Average brightness with Clojure is very slow
Being new to Clojure, I would like to compute the average luminance of (many) jpg images. To do this, I load the image into memory using ImageIO/read
from Java, fetch the byte buffer behind it, and apply the average.
(defn brightness
"Computes the average brightness of an image."
[^File file]
(-> file
ImageIO/read
.getRaster
.getDataBuffer
.getData
byteaverage))
Here the average value
(defn byteaverage
[numbers]
(/ (float
(->> numbers
(map bytetoint)
(apply +)))
(count numbers))
)
be aware that bytes are Java signed and you must first convert them to large enough integers.
(defn bytetoint
[b]
(bit-and b 0xFF)
)
While this gives the correct results, it is very slow. For 20MP images, it takes about 10-20 seconds. The disk is not a problem. From the game, the time
culprit appears to be a transformation bytetoint
. Merely mapping this bytetoint
to a byte array eats 8GB of memory and doesn't end up in the REPL.
Why is this and what can be done about it?
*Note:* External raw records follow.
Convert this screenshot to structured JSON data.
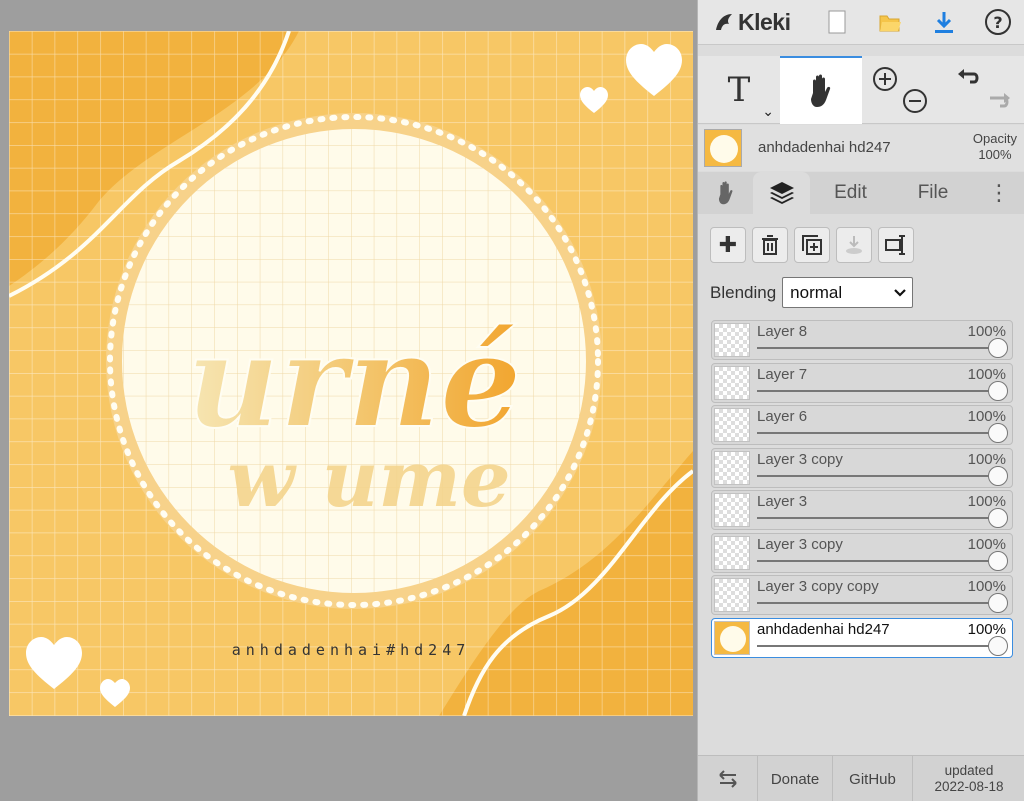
{
  "app": {
    "name": "Kleki"
  },
  "artwork": {
    "caption": "anhdadenhai#hd247",
    "colors": {
      "background": "#f7c765",
      "accent": "#f2b23e",
      "circle": "#fffbea",
      "grid": "#ffffff"
    }
  },
  "toolbar": {
    "text_tool_label": "T",
    "active_tool": "hand"
  },
  "active_layer": {
    "name": "anhdadenhai hd247",
    "opacity_label": "Opacity",
    "opacity_value": "100%"
  },
  "tabs": {
    "edit": "Edit",
    "file": "File",
    "more": "⋮",
    "active": "layers"
  },
  "blending": {
    "label": "Blending",
    "value": "normal"
  },
  "layers": [
    {
      "name": "Layer 8",
      "opacity": "100%",
      "thumb": "transparent",
      "selected": false
    },
    {
      "name": "Layer 7",
      "opacity": "100%",
      "thumb": "transparent",
      "selected": false
    },
    {
      "name": "Layer 6",
      "opacity": "100%",
      "thumb": "transparent",
      "selected": false
    },
    {
      "name": "Layer 3 copy",
      "opacity": "100%",
      "thumb": "transparent",
      "selected": false
    },
    {
      "name": "Layer 3",
      "opacity": "100%",
      "thumb": "transparent",
      "selected": false
    },
    {
      "name": "Layer 3 copy",
      "opacity": "100%",
      "thumb": "transparent",
      "selected": false
    },
    {
      "name": "Layer 3 copy copy",
      "opacity": "100%",
      "thumb": "transparent",
      "selected": false
    },
    {
      "name": "anhdadenhai hd247",
      "opacity": "100%",
      "thumb": "art",
      "selected": true
    }
  ],
  "bottom_bar": {
    "donate": "Donate",
    "github": "GitHub",
    "updated_label": "updated",
    "updated_date": "2022-08-18"
  },
  "colors": {
    "accent_blue": "#3b8de0",
    "panel_bg": "#dcdcdc",
    "canvas_bg": "#9e9e9e"
  }
}
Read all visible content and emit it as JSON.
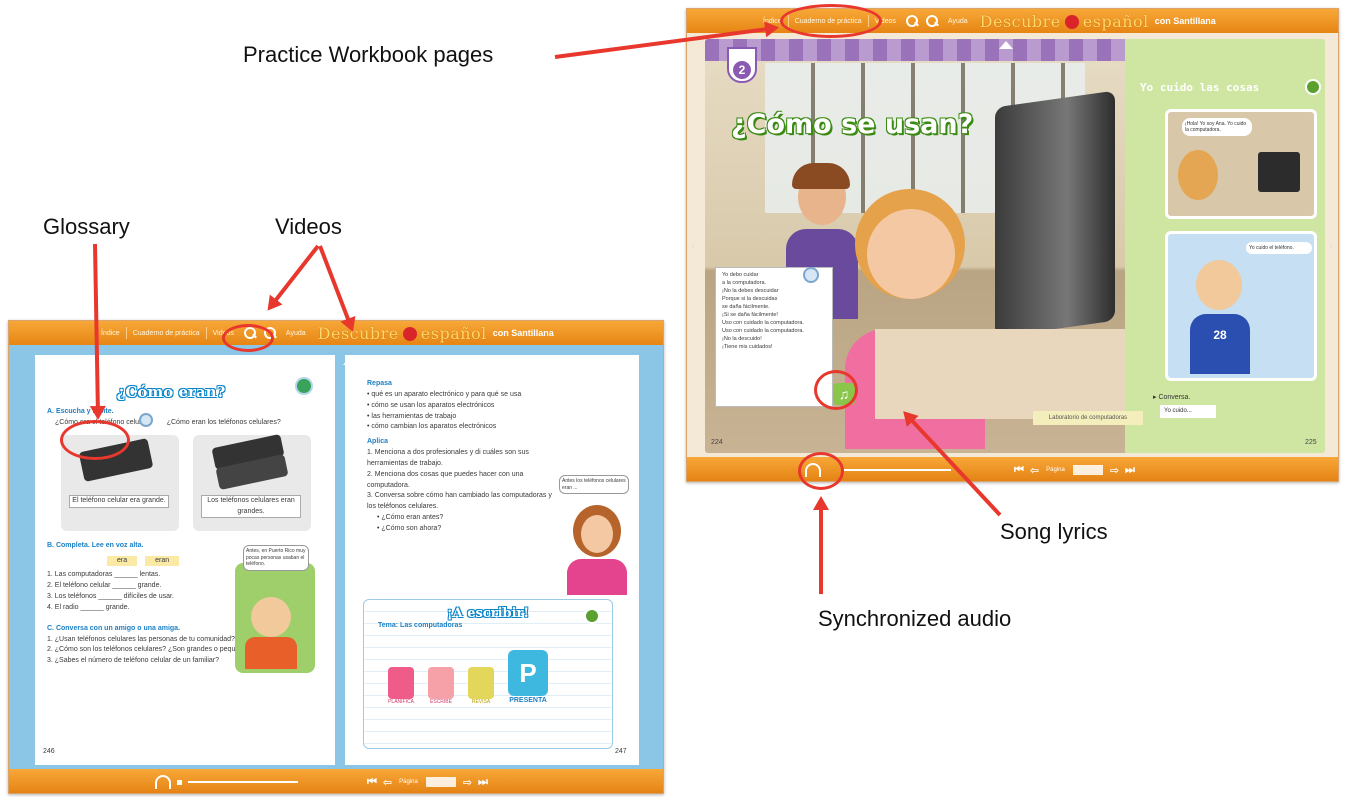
{
  "callouts": {
    "workbook": "Practice Workbook pages",
    "glossary": "Glossary",
    "videos": "Videos",
    "lyrics": "Song lyrics",
    "audio": "Synchronized audio"
  },
  "toolbar": {
    "index": "Índice",
    "workbook": "Cuaderno de práctica",
    "videos": "Videos",
    "help": "Ayuda",
    "brand1": "Descubre",
    "brand2": "español",
    "brand_with": "con Santillana"
  },
  "bottombar": {
    "page_label": "Página"
  },
  "left_book": {
    "left_page": {
      "title": "¿Cómo eran?",
      "a_intro": "A. Escucha y repite.",
      "q1": "¿Cómo era el teléfono celular?",
      "q2": "¿Cómo eran los teléfonos celulares?",
      "cap1": "El teléfono celular era grande.",
      "cap2": "Los teléfonos celulares eran grandes.",
      "b_intro": "B. Completa. Lee en voz alta.",
      "opt1": "era",
      "opt2": "eran",
      "b_items": [
        "1. Las computadoras ______ lentas.",
        "2. El teléfono celular ______ grande.",
        "3. Los teléfonos ______ difíciles de usar.",
        "4. El radio ______ grande."
      ],
      "bubble": "Antes, en Puerto Rico muy pocas personas usaban el teléfono.",
      "c_intro": "C. Conversa con un amigo o una amiga.",
      "c_items": [
        "1. ¿Usan teléfonos celulares las personas de tu comunidad?",
        "2. ¿Cómo son los teléfonos celulares? ¿Son grandes o pequeños?",
        "3. ¿Sabes el número de teléfono celular de un familiar?"
      ],
      "page_no": "246"
    },
    "right_page": {
      "repasa": "Repasa",
      "repasa_items": [
        "qué es un aparato electrónico y para qué se usa",
        "cómo se usan los aparatos electrónicos",
        "las herramientas de trabajo",
        "cómo cambian los aparatos electrónicos"
      ],
      "aplica": "Aplica",
      "aplica_items": [
        "1. Menciona a dos profesionales y di cuáles son sus herramientas de trabajo.",
        "2. Menciona dos cosas que puedes hacer con una computadora.",
        "3. Conversa sobre cómo han cambiado las computadoras y los teléfonos celulares."
      ],
      "sub_items": [
        "¿Cómo eran antes?",
        "¿Cómo son ahora?"
      ],
      "girl_bubble": "Antes los teléfonos celulares eran ...",
      "escribir": "¡A escribir!",
      "tema": "Tema: Las computadoras",
      "steps": [
        "PLANIFICA",
        "ESCRIBE",
        "REVISA",
        "PRESENTA"
      ],
      "page_no": "247"
    }
  },
  "right_book": {
    "badge": "2",
    "title": "¿Cómo se usan?",
    "side_title": "Yo cuido las cosas",
    "bubble1": "¡Hola! Yo soy Ana. Yo cuido la computadora.",
    "bubble2": "Yo cuido el teléfono.",
    "song": [
      "Yo debo cuidar",
      "a la computadora.",
      "¡No la debes descuidar",
      "Porque si la descuidas",
      "se daña fácilmente.",
      "¡Si se daña fácilmente!",
      "Uso con cuidado la computadora.",
      "Uso con cuidado la computadora.",
      "¡No la descuido!",
      "¡Tiene mis cuidados!"
    ],
    "lab": "Laboratorio de computadoras",
    "conversa": "Conversa.",
    "cuido": "Yo cuido...",
    "page_left": "224",
    "page_right": "225",
    "shirt": "28"
  }
}
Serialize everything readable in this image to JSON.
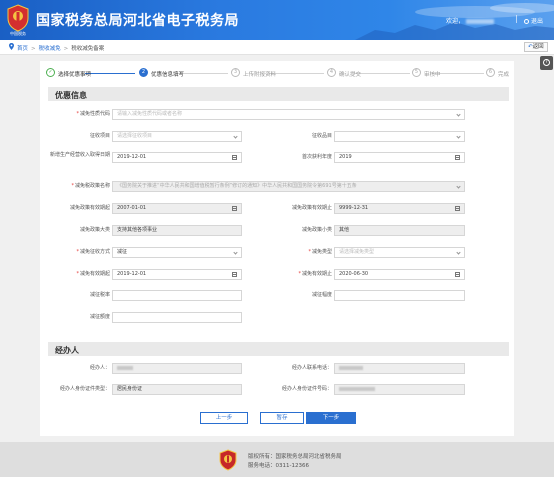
{
  "header": {
    "title": "国家税务总局河北省电子税务局",
    "emblem_text": "中国税务",
    "welcome": "欢迎，",
    "logout": "退出"
  },
  "breadcrumb": {
    "home": "首页",
    "level1": "税收减免",
    "current": "税收减免备案"
  },
  "back_label": "返回",
  "help_icon": "?",
  "steps": [
    {
      "num": "✓",
      "label": "选择优惠事项",
      "state": "done"
    },
    {
      "num": "2",
      "label": "优惠信息填写",
      "state": "active"
    },
    {
      "num": "3",
      "label": "上传附报资料",
      "state": "todo"
    },
    {
      "num": "4",
      "label": "确认提交",
      "state": "todo"
    },
    {
      "num": "5",
      "label": "审核中",
      "state": "todo"
    },
    {
      "num": "6",
      "label": "完成",
      "state": "todo"
    }
  ],
  "sections": {
    "youhui": "优惠信息",
    "jingbanren": "经办人"
  },
  "form": {
    "jmxz_label": "减免性质代码",
    "jmxz_placeholder": "请输入减免性质代码或者名称",
    "zsxm_label": "征收项目",
    "zsxm_placeholder": "请选择征收项目",
    "zspm_label": "征收品目",
    "zspm_placeholder": "",
    "scrq_label": "新增生产经营收入取得日期",
    "scrq_value": "2019-12-01",
    "sbnd_label": "首次获利年度",
    "sbnd_value": "2019",
    "zcyj_label": "减免税政策名称",
    "zcyj_value": "《国务院关于推进“中华人民共和国增值税暂行条例”修订的通知》中华人民共和国国务院令第691号第十五条",
    "yxqq_label": "减免政策有效期起",
    "yxqq_value": "2007-01-01",
    "yxqz_label": "减免政策有效期止",
    "yxqz_value": "9999-12-31",
    "dl_label": "减免政策大类",
    "dl_value": "支持其他各项事业",
    "xl_label": "减免政策小类",
    "xl_value": "其他",
    "jmfs_label": "减免征收方式",
    "jmfs_value": "减征",
    "jmlx_label": "减免类型",
    "jmlx_placeholder": "请选择减免类型",
    "jmqq_label": "减免有效期起",
    "jmqq_value": "2019-12-01",
    "jmqz_label": "减免有效期止",
    "jmqz_value": "2020-06-30",
    "jzsl_label": "减征税率",
    "jzfd_label": "减征幅度",
    "jzed_label": "减征额度"
  },
  "agent": {
    "name_label": "经办人：",
    "phone_label": "经办人联系电话：",
    "idtype_label": "经办人身份证件类型：",
    "idtype_value": "居民身份证",
    "idno_label": "经办人身份证件号码："
  },
  "buttons": {
    "prev": "上一步",
    "save": "暂存",
    "next": "下一步"
  },
  "footer": {
    "line1": "版权所有：国家税务总局河北省税务局",
    "line2": "服务电话：0311-12366"
  },
  "colors": {
    "header_blue": "#2a7ae0",
    "accent": "#2a6fd0",
    "required": "#e53935",
    "step_done": "#4caf50"
  }
}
PS: I know it is possible to use other programming languages, libraries, multithreading, or change the algorithm. My point is that the above Clojure code should be much faster and I would like to understand why it is not.
source to share
Basically you control a lot of plumbing in a very tight loop like boxing, converting, using overly lazy sequences, etc. A lot of the benefits you get from modern cpus fly right out of the window; such as preloading cache lines, branch prediction, etc.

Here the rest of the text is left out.